Language plays a crucial role in education; it is the means through which students access content knowledge across the entire curriculum and the medium through which they express themselves, negotiate understanding and are assessed in most subjects studied. Yet, while issues of language are undoubtedly relevant to all teachers, school-level language policies, which aim to provide explicit guidance underpinned by a clear set of principles, are too often conspicuous by their absence in the context of England. Where such policies do exist, they are frequently fragmented and underpinned by monolingual ideologies which do not reflect the linguistic diversity of schools today.

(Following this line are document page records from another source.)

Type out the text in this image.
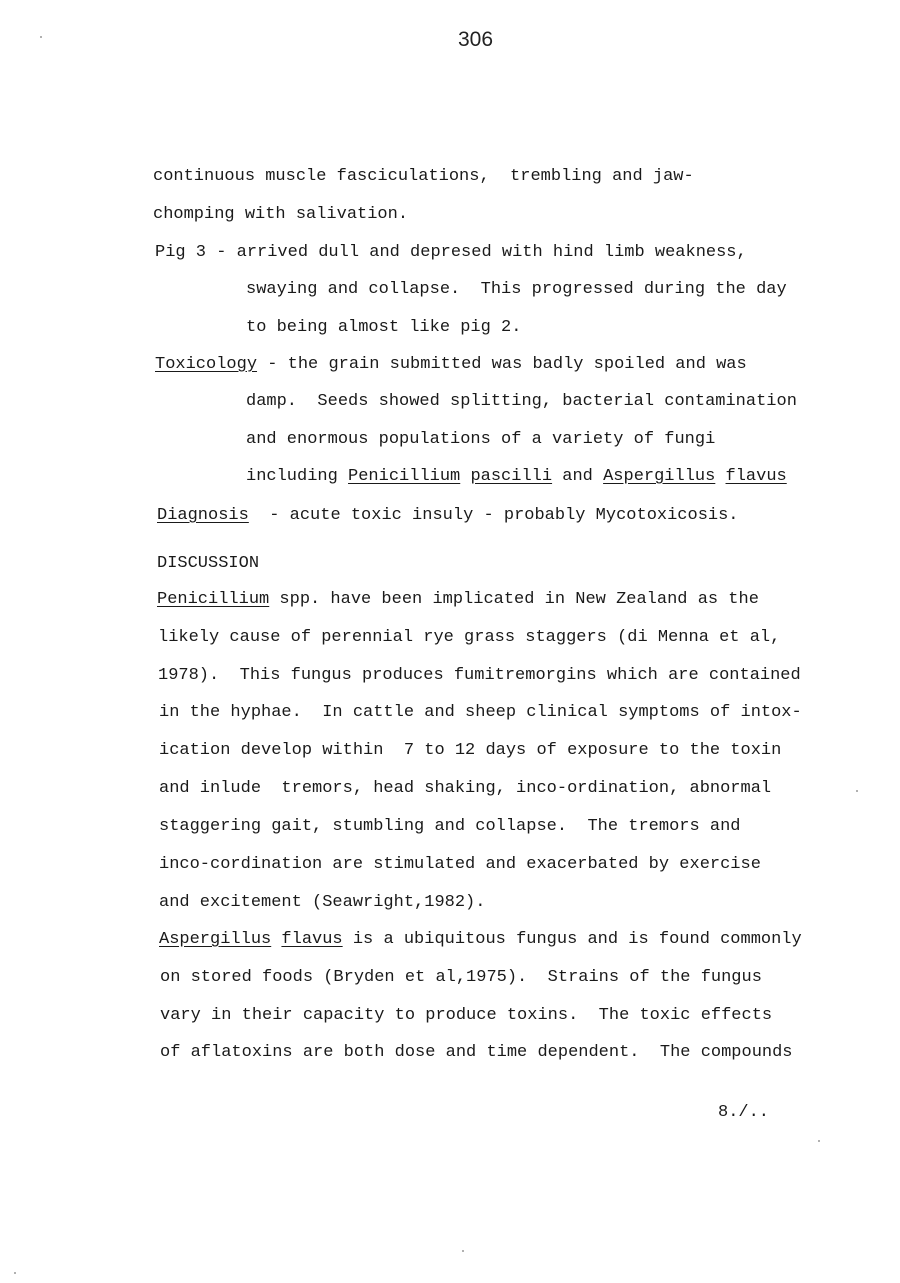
306
continuous muscle fasciculations,  trembling and jaw-
chomping with salivation.
Pig 3 - arrived dull and depresed with hind limb weakness,
swaying and collapse.  This progressed during the day
to being almost like pig 2.
Toxicology - the grain submitted was badly spoiled and was
damp.  Seeds showed splitting, bacterial contamination
and enormous populations of a variety of fungi
including Penicillium pascilli and Aspergillus flavus
Diagnosis  - acute toxic insuly - probably Mycotoxicosis.
DISCUSSION
Penicillium spp. have been implicated in New Zealand as the
likely cause of perennial rye grass staggers (di Menna et al,
1978).  This fungus produces fumitremorgins which are contained
in the hyphae.  In cattle and sheep clinical symptoms of intox-
ication develop within  7 to 12 days of exposure to the toxin
and inlude  tremors, head shaking, inco-ordination, abnormal
staggering gait, stumbling and collapse.  The tremors and
inco-cordination are stimulated and exacerbated by exercise
and excitement (Seawright,1982).
Aspergillus flavus is a ubiquitous fungus and is found commonly
on stored foods (Bryden et al,1975).  Strains of the fungus
vary in their capacity to produce toxins.  The toxic effects
of aflatoxins are both dose and time dependent.  The compounds
8./..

This presentation, therefore, draws on data from a British Academy funded study which explored the provision of school-level language policies from a representative sample of secondary schools in England (n=998). Where such policies existed, a systematic analysis was conducted to identify the particular practices and underlying monolingual and/or multilingual ideologies reflected in and promoted by these policies. This focused on references to English (both as a curriculum subject and as an additional language), modern languages in the curriculum (i.e. as timetabled subjects) and other languages represented in the school such as community languages. A particular focus of the analysis was on points of intersection and divergence between policies relating to these different dimensions of language.
The findings presented will provide insights into the prevalence and focus of existing school-level language policies and will shed light on the often fragmented way in which languages are conceptualised within policies. This evidence constitutes a vital first step in creating research-informed guidance for schools on how to develop a cohesive, contextually-appropriate language policy to support students’ language development and learning across the curriculum.

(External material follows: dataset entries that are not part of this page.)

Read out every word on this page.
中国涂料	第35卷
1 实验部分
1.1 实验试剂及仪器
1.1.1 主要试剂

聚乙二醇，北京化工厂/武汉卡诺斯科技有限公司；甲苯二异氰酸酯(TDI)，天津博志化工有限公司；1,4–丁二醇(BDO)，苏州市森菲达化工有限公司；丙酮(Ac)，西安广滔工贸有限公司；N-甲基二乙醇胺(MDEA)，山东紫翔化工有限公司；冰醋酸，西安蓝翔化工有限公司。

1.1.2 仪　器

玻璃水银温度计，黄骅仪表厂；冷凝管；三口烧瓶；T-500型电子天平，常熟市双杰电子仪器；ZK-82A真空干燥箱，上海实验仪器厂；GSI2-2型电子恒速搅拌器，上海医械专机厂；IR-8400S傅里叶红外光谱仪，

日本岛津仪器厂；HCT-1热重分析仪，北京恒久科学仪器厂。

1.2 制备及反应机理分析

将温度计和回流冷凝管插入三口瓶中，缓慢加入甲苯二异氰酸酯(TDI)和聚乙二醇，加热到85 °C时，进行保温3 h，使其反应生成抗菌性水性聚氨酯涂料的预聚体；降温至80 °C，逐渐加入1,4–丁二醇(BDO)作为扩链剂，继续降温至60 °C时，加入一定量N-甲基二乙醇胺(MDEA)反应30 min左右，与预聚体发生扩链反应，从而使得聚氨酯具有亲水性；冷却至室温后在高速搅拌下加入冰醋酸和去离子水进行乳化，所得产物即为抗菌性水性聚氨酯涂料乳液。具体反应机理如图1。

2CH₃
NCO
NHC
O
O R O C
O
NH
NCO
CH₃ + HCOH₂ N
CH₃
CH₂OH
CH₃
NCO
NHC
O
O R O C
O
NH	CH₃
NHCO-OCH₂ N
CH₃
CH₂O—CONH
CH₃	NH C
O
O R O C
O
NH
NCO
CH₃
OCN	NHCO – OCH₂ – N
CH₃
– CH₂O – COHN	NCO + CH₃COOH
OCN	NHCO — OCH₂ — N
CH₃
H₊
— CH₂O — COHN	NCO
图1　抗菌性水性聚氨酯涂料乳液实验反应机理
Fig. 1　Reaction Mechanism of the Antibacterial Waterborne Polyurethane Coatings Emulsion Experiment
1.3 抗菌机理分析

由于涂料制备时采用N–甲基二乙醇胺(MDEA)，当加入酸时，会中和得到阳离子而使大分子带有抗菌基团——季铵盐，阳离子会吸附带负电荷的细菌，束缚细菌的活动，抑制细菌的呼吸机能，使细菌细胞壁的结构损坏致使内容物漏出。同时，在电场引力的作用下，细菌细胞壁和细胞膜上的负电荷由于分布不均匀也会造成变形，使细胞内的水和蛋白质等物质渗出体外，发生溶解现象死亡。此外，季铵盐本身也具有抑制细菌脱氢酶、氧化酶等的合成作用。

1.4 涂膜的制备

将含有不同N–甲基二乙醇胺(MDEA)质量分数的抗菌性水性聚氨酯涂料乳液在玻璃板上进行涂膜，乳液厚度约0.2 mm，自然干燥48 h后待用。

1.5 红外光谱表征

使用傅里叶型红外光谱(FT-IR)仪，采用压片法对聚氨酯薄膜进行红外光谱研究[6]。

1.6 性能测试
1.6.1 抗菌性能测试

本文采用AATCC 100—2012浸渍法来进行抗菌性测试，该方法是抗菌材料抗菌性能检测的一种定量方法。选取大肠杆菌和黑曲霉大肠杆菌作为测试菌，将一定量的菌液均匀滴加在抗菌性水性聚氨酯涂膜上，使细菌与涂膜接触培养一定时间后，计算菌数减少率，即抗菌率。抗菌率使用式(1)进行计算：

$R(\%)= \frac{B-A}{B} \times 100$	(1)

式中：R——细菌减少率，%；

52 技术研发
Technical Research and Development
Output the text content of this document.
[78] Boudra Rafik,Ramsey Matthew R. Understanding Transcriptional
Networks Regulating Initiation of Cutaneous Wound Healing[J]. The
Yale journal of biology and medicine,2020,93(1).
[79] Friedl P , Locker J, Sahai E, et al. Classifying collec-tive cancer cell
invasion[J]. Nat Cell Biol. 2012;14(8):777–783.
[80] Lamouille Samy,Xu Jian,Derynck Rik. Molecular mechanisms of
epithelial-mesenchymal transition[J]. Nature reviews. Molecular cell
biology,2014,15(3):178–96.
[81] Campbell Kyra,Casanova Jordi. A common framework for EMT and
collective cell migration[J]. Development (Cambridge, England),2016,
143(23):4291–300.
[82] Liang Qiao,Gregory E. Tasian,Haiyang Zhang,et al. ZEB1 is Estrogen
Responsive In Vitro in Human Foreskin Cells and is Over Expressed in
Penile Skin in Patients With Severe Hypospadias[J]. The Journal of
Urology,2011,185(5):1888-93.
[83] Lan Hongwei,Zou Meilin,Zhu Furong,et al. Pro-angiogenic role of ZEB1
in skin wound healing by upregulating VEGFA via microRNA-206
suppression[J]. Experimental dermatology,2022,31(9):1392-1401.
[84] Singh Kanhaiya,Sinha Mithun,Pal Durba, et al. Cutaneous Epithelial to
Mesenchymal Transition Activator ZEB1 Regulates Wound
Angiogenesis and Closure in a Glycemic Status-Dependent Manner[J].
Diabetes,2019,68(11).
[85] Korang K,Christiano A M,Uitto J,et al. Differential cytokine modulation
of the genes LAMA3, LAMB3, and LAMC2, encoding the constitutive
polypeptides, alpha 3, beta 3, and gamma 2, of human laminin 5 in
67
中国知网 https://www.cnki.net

Dr Karen Forbes is an Associate Professor in Second Language Education in the Faculty of Education, University of Cambridge. She previously taught modern languages in secondary schools in England before completing an MEd and then a PhD in Second Language Education at the University of Cambridge. Her current research interests include the development and transfer of language learning strategies, multilingualism and identity, and the education of students who speak English as an additional language (EAL) in UK schools.